倉真地区では観光名所「松葉の滝」も一時水が絶えた。止水などで水量は3割ほど戻ったが、市や地区区長会は当初から完全回復を求めて要望を続けている。中日本高速道路は「経済的損害がないため対策はできない」との立場で、協議は長年、平行線のままだ。
地区役員の横地静雄さんは「滝はハイキングコースの目玉。何とか水量を戻したい。このまま協議打ち切りでは困る」と語気を強める。リニア中央新幹線の工事に対しても「補償の決めごとなしに工事をすべきでない」と粟ケ岳の苦い教訓が生かされるよう願う。
大井川水系の利水自治体は10市町。地中の水脈は複雑、広域に入り組んでいる。特に扇状地が広がる左岸は多くの工場や家庭が伏流水に依存しているだけに、南アルプストンネル工事に伴う水脈の変化がどのような影響を及ぼすか、影響と工事との因果関係は立証できるのか、有識者の間に懸念の声が目立つ。
松井三郎掛川市長は「水量、水質に影響が出た場合の補償の確約がなければ工事は認められない」と、地元の立場を強く訴えた。
■「丹那」も対応に苦慮
トンネル工事を巡る補償問題は全国各地で発生し、被害を受けた住民が対応に苦慮した事例は多い。県内では約100年前の東海道線丹那トンネル工事に伴う水枯れが有名だ。
函南町誌や鉄道省(現在の国土交通省やJR)の資料によると、トンネル真上の丹那盆地(函南町)はワサビを栽培できるほど水が豊富だったが、工事の進行とともに地下水脈が変化し、盆地内に水枯れが広がった。

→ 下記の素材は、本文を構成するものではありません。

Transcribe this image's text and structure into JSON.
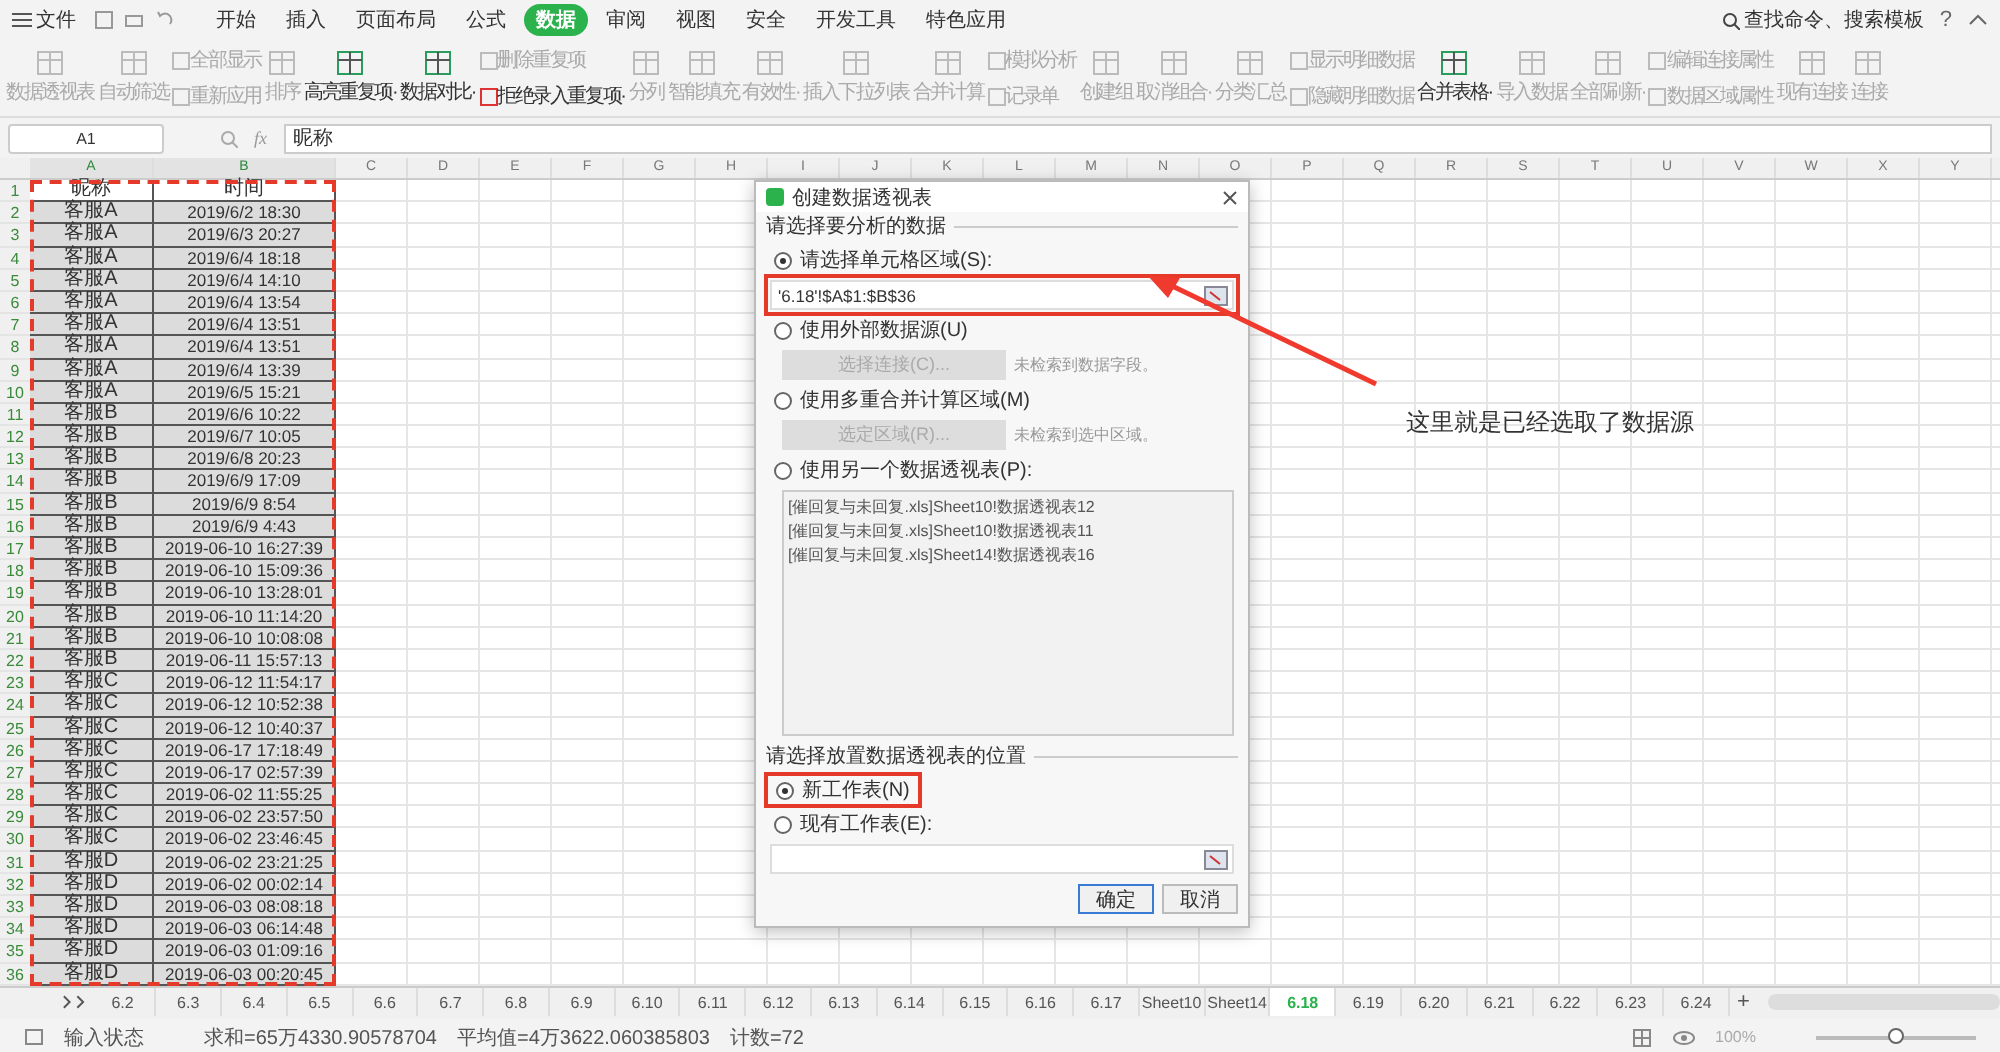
{
  "menu": {
    "file": "文件",
    "tabs": [
      {
        "label": "开始",
        "selected": false
      },
      {
        "label": "插入",
        "selected": false
      },
      {
        "label": "页面布局",
        "selected": false
      },
      {
        "label": "公式",
        "selected": false
      },
      {
        "label": "数据",
        "selected": true
      },
      {
        "label": "审阅",
        "selected": false
      },
      {
        "label": "视图",
        "selected": false
      },
      {
        "label": "安全",
        "selected": false
      },
      {
        "label": "开发工具",
        "selected": false
      },
      {
        "label": "特色应用",
        "selected": false
      }
    ],
    "search": "查找命令、搜索模板",
    "help": "?"
  },
  "ribbon": [
    {
      "kind": "large",
      "label": "数据透视表",
      "disabled": true
    },
    {
      "kind": "large",
      "label": "自动筛选",
      "disabled": true
    },
    {
      "kind": "stack",
      "items": [
        {
          "label": "全部显示",
          "disabled": true
        },
        {
          "label": "重新应用",
          "disabled": true
        }
      ]
    },
    {
      "kind": "large",
      "label": "排序",
      "disabled": true
    },
    {
      "kind": "large",
      "label": "高亮重复项·",
      "disabled": false
    },
    {
      "kind": "large",
      "label": "数据对比·",
      "disabled": false
    },
    {
      "kind": "stack",
      "items": [
        {
          "label": "删除重复项",
          "disabled": true
        },
        {
          "label": "拒绝录入重复项·",
          "disabled": false
        }
      ]
    },
    {
      "kind": "large",
      "label": "分列",
      "disabled": true
    },
    {
      "kind": "large",
      "label": "智能填充",
      "disabled": true
    },
    {
      "kind": "large",
      "label": "有效性·",
      "disabled": true
    },
    {
      "kind": "large",
      "label": "插入下拉列表",
      "disabled": true
    },
    {
      "kind": "large",
      "label": "合并计算",
      "disabled": true
    },
    {
      "kind": "stack",
      "items": [
        {
          "label": "模拟分析",
          "disabled": true
        },
        {
          "label": "记录单",
          "disabled": true
        }
      ]
    },
    {
      "kind": "large",
      "label": "创建组",
      "disabled": true
    },
    {
      "kind": "large",
      "label": "取消组合·",
      "disabled": true
    },
    {
      "kind": "large",
      "label": "分类汇总",
      "disabled": true
    },
    {
      "kind": "stack",
      "items": [
        {
          "label": "显示明细数据",
          "disabled": true
        },
        {
          "label": "隐藏明细数据",
          "disabled": true
        }
      ]
    },
    {
      "kind": "large",
      "label": "合并表格·",
      "disabled": false
    },
    {
      "kind": "large",
      "label": "导入数据",
      "disabled": true
    },
    {
      "kind": "large",
      "label": "全部刷新·",
      "disabled": true
    },
    {
      "kind": "stack",
      "items": [
        {
          "label": "编辑连接属性",
          "disabled": true
        },
        {
          "label": "数据区域属性",
          "disabled": true
        }
      ]
    },
    {
      "kind": "large",
      "label": "现有连接",
      "disabled": true
    },
    {
      "kind": "large",
      "label": "连接",
      "disabled": true
    }
  ],
  "formula_bar": {
    "cell_ref": "A1",
    "fx": "fx",
    "value": "昵称"
  },
  "sheet": {
    "columns": [
      "A",
      "B",
      "C",
      "D",
      "E",
      "F",
      "G",
      "H",
      "I",
      "J",
      "K",
      "L",
      "M",
      "N",
      "O",
      "P",
      "Q",
      "R",
      "S",
      "T",
      "U",
      "V",
      "W",
      "X",
      "Y"
    ],
    "rows": [
      {
        "number": "1",
        "kind": "header",
        "a": "昵称",
        "b": "时间"
      },
      {
        "number": "2",
        "kind": "data",
        "a": "客服A",
        "b": "2019/6/2 18:30"
      },
      {
        "number": "3",
        "kind": "data",
        "a": "客服A",
        "b": "2019/6/3 20:27"
      },
      {
        "number": "4",
        "kind": "data",
        "a": "客服A",
        "b": "2019/6/4 18:18"
      },
      {
        "number": "5",
        "kind": "data",
        "a": "客服A",
        "b": "2019/6/4 14:10"
      },
      {
        "number": "6",
        "kind": "data",
        "a": "客服A",
        "b": "2019/6/4 13:54"
      },
      {
        "number": "7",
        "kind": "data",
        "a": "客服A",
        "b": "2019/6/4 13:51"
      },
      {
        "number": "8",
        "kind": "data",
        "a": "客服A",
        "b": "2019/6/4 13:51"
      },
      {
        "number": "9",
        "kind": "data",
        "a": "客服A",
        "b": "2019/6/4 13:39"
      },
      {
        "number": "10",
        "kind": "data",
        "a": "客服A",
        "b": "2019/6/5 15:21"
      },
      {
        "number": "11",
        "kind": "data",
        "a": "客服B",
        "b": "2019/6/6 10:22"
      },
      {
        "number": "12",
        "kind": "data",
        "a": "客服B",
        "b": "2019/6/7 10:05"
      },
      {
        "number": "13",
        "kind": "data",
        "a": "客服B",
        "b": "2019/6/8 20:23"
      },
      {
        "number": "14",
        "kind": "data",
        "a": "客服B",
        "b": "2019/6/9 17:09"
      },
      {
        "number": "15",
        "kind": "data",
        "a": "客服B",
        "b": "2019/6/9 8:54"
      },
      {
        "number": "16",
        "kind": "data",
        "a": "客服B",
        "b": "2019/6/9 4:43"
      },
      {
        "number": "17",
        "kind": "data",
        "a": "客服B",
        "b": "2019-06-10 16:27:39"
      },
      {
        "number": "18",
        "kind": "data",
        "a": "客服B",
        "b": "2019-06-10 15:09:36"
      },
      {
        "number": "19",
        "kind": "data",
        "a": "客服B",
        "b": "2019-06-10 13:28:01"
      },
      {
        "number": "20",
        "kind": "data",
        "a": "客服B",
        "b": "2019-06-10 11:14:20"
      },
      {
        "number": "21",
        "kind": "data",
        "a": "客服B",
        "b": "2019-06-10 10:08:08"
      },
      {
        "number": "22",
        "kind": "data",
        "a": "客服B",
        "b": "2019-06-11 15:57:13"
      },
      {
        "number": "23",
        "kind": "data",
        "a": "客服C",
        "b": "2019-06-12 11:54:17"
      },
      {
        "number": "24",
        "kind": "data",
        "a": "客服C",
        "b": "2019-06-12 10:52:38"
      },
      {
        "number": "25",
        "kind": "data",
        "a": "客服C",
        "b": "2019-06-12 10:40:37"
      },
      {
        "number": "26",
        "kind": "data",
        "a": "客服C",
        "b": "2019-06-17 17:18:49"
      },
      {
        "number": "27",
        "kind": "data",
        "a": "客服C",
        "b": "2019-06-17 02:57:39"
      },
      {
        "number": "28",
        "kind": "data",
        "a": "客服C",
        "b": "2019-06-02 11:55:25"
      },
      {
        "number": "29",
        "kind": "data",
        "a": "客服C",
        "b": "2019-06-02 23:57:50"
      },
      {
        "number": "30",
        "kind": "data",
        "a": "客服C",
        "b": "2019-06-02 23:46:45"
      },
      {
        "number": "31",
        "kind": "data",
        "a": "客服D",
        "b": "2019-06-02 23:21:25"
      },
      {
        "number": "32",
        "kind": "data",
        "a": "客服D",
        "b": "2019-06-02 00:02:14"
      },
      {
        "number": "33",
        "kind": "data",
        "a": "客服D",
        "b": "2019-06-03 08:08:18"
      },
      {
        "number": "34",
        "kind": "data",
        "a": "客服D",
        "b": "2019-06-03 06:14:48"
      },
      {
        "number": "35",
        "kind": "data",
        "a": "客服D",
        "b": "2019-06-03 01:09:16"
      },
      {
        "number": "36",
        "kind": "data",
        "a": "客服D",
        "b": "2019-06-03 00:20:45"
      }
    ]
  },
  "sheet_tabs": {
    "tabs": [
      {
        "label": "6.2",
        "selected": false
      },
      {
        "label": "6.3",
        "selected": false
      },
      {
        "label": "6.4",
        "selected": false
      },
      {
        "label": "6.5",
        "selected": false
      },
      {
        "label": "6.6",
        "selected": false
      },
      {
        "label": "6.7",
        "selected": false
      },
      {
        "label": "6.8",
        "selected": false
      },
      {
        "label": "6.9",
        "selected": false
      },
      {
        "label": "6.10",
        "selected": false
      },
      {
        "label": "6.11",
        "selected": false
      },
      {
        "label": "6.12",
        "selected": false
      },
      {
        "label": "6.13",
        "selected": false
      },
      {
        "label": "6.14",
        "selected": false
      },
      {
        "label": "6.15",
        "selected": false
      },
      {
        "label": "6.16",
        "selected": false
      },
      {
        "label": "6.17",
        "selected": false
      },
      {
        "label": "Sheet10",
        "selected": false
      },
      {
        "label": "Sheet14",
        "selected": false
      },
      {
        "label": "6.18",
        "selected": true
      },
      {
        "label": "6.19",
        "selected": false
      },
      {
        "label": "6.20",
        "selected": false
      },
      {
        "label": "6.21",
        "selected": false
      },
      {
        "label": "6.22",
        "selected": false
      },
      {
        "label": "6.23",
        "selected": false
      },
      {
        "label": "6.24",
        "selected": false
      }
    ],
    "add": "+"
  },
  "status_bar": {
    "mode": "输入状态",
    "sum": "求和=65万4330.90578704",
    "average": "平均值=4万3622.060385803",
    "count": "计数=72",
    "zoom": "100%",
    "zoom_slider": {
      "level": 0.5
    }
  },
  "dialog": {
    "title": "创建数据透视表",
    "source_section": "请选择要分析的数据",
    "source_options": [
      {
        "kind": "range",
        "label": "请选择单元格区域(S):",
        "selected": true,
        "value": "'6.18'!$A$1:$B$36"
      },
      {
        "kind": "button",
        "label": "使用外部数据源(U)",
        "selected": false,
        "button": "选择连接(C)...",
        "note": "未检索到数据字段。"
      },
      {
        "kind": "button",
        "label": "使用多重合并计算区域(M)",
        "selected": false,
        "button": "选定区域(R)...",
        "note": "未检索到选中区域。"
      },
      {
        "kind": "list",
        "label": "使用另一个数据透视表(P):",
        "selected": false,
        "items": [
          "[催回复与未回复.xls]Sheet10!数据透视表12",
          "[催回复与未回复.xls]Sheet10!数据透视表11",
          "[催回复与未回复.xls]Sheet14!数据透视表16"
        ]
      }
    ],
    "place_section": "请选择放置数据透视表的位置",
    "place_options": [
      {
        "label": "新工作表(N)",
        "selected": true
      },
      {
        "label": "现有工作表(E):",
        "selected": false
      }
    ],
    "buttons": [
      {
        "label": "确定",
        "default": true
      },
      {
        "label": "取消",
        "default": false
      }
    ]
  },
  "annotation": "这里就是已经选取了数据源"
}
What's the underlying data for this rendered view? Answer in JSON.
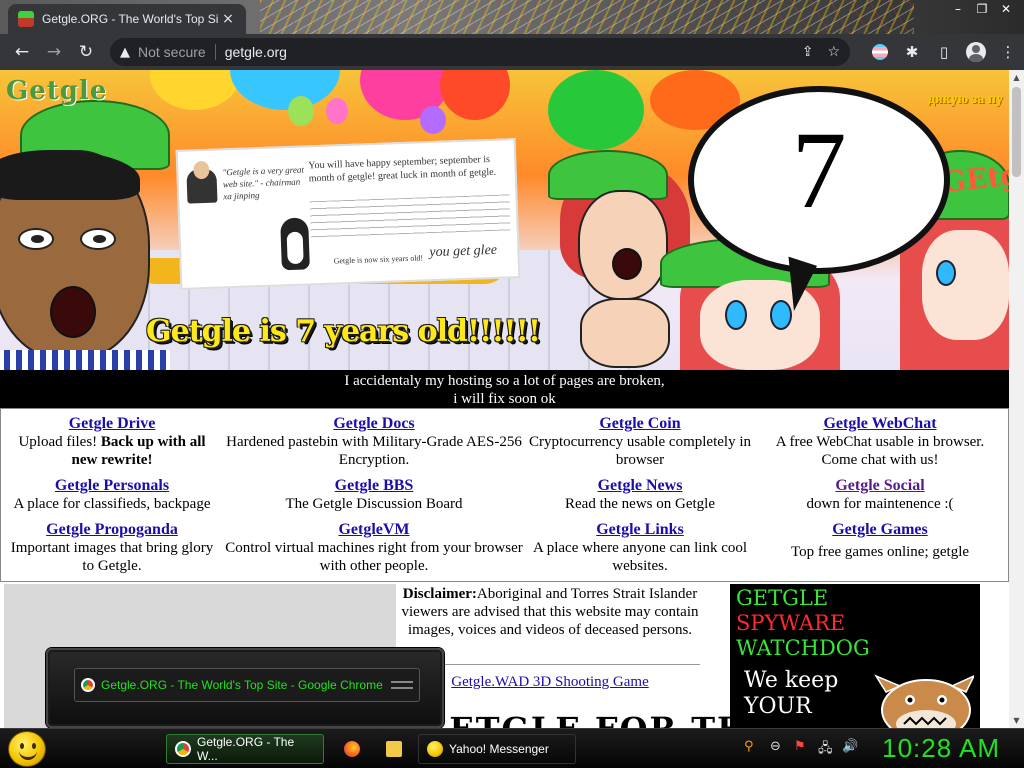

飲料水に支障が生じるほどで、住民は鉄道省にたびたび救済を訴えたが、同省は当初、関東大震災の地下変動や降雨量減少のせいだとして本格調査に応じなかった。約10年で多額の補償を得たが、配分を巡って集落間で対立し、住民の襲撃事件にも発展した。同町の資料には「覆水盆に返らず」と記されている。